Background: The new emerging Influenza A/H7N9 virus causes sever illness and significant mortality in adult humans., but the mechanism of pathogenesis is not clear. To this aims, we explored the possible role of immune response associated with the severity of H7N9 virus infection.
Material: Influenza A/H7N9 infected patients admitted to Shanghai Public Health Clinical Center in April of 2013 were recruited in this study. Serum and throat swab samples were collected at multiple timepoints during the antiviral therapy. Clinical samples from pandemic influenza A/H1N1/2009 sever cases with corresponding age were also enrolled as control. The cytokines level in serum was measured by multiplex assay. Viral load in serum and throat swab samples were quantitated by RT-PCR .
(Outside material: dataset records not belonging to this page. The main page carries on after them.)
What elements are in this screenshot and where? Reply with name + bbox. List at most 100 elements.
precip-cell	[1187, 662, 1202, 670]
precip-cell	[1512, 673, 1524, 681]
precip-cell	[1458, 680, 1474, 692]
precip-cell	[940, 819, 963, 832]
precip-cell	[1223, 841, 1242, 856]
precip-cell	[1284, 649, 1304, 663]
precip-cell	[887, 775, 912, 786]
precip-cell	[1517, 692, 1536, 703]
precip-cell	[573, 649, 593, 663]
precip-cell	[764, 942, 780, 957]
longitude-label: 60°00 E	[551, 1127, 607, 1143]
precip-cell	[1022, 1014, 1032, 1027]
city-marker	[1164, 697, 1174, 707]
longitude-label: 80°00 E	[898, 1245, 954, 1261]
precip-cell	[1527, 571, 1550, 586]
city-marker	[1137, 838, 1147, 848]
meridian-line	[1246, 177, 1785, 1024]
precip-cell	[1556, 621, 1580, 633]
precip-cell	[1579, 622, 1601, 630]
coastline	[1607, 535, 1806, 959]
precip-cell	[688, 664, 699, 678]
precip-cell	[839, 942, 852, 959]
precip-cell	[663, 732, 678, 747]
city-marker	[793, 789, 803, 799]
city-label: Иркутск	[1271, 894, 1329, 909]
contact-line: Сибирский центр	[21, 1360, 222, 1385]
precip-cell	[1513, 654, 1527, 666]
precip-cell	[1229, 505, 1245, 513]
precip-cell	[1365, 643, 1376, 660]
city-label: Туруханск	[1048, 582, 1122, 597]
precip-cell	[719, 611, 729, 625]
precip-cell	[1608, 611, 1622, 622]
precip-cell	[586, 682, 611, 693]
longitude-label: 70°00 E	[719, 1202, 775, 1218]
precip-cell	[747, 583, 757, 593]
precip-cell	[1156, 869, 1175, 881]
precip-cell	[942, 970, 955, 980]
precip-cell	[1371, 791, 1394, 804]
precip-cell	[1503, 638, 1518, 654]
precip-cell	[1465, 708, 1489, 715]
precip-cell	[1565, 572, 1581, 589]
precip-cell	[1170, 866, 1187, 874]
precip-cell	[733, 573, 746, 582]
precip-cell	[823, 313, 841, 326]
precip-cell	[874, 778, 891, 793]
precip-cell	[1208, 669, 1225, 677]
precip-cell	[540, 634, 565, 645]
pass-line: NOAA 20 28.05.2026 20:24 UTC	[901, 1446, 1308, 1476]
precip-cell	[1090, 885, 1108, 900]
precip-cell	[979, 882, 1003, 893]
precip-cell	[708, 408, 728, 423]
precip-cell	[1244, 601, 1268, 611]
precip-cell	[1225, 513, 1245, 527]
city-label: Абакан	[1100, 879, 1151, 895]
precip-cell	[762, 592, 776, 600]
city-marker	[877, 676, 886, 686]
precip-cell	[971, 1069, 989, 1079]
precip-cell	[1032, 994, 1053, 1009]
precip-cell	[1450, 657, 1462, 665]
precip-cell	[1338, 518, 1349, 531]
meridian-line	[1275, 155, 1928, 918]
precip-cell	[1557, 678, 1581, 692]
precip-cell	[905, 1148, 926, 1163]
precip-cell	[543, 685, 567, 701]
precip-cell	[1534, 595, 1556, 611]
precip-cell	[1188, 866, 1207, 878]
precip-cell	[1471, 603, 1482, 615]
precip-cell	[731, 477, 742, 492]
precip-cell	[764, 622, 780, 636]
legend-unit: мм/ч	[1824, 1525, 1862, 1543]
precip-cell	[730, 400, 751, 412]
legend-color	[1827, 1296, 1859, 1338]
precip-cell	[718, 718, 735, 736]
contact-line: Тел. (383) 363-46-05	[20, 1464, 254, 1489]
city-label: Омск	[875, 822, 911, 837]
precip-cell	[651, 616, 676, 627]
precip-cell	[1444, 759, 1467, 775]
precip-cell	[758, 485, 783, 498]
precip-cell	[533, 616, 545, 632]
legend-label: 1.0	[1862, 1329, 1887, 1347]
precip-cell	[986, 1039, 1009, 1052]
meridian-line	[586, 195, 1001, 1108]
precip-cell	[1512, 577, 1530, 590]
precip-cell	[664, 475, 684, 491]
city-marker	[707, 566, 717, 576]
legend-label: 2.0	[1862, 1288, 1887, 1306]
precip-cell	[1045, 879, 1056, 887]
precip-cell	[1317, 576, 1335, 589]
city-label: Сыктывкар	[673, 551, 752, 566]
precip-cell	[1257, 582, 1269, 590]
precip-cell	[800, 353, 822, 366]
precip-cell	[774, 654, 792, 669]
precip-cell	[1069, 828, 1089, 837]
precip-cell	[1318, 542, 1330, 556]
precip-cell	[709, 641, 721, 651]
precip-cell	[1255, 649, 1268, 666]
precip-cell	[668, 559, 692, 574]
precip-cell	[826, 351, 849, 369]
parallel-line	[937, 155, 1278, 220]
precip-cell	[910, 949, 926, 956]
Results: H7N9 patients showed elevated cytokines (IL-6, IL-10, IFN-gamma) and chemokines (MCP-1, IP-10) comparing with healthy donors when they were admitted in hospital. Among these cytokines, MCP-1 and IP-10 in H7N9 patients on admission were even higher than those in H1N1 patients. Notably, the serum levels of IP-10 and IL-6 were associated with the severity of H7N9 infection and the levels of IL-6, IL-10, IFN-gamma, IP-10 and MCP-1 were correlated with the viral load in serum and throat swab samples. Surprisingly, the upregulated cytokines companied with the reduced peripheral lymphocytes.
Conclusion: The disease severity of H7N9 infection was strongly associated with levels of inflammatory cytokines and chemokines in circulation which suggested the systematic features of this disease.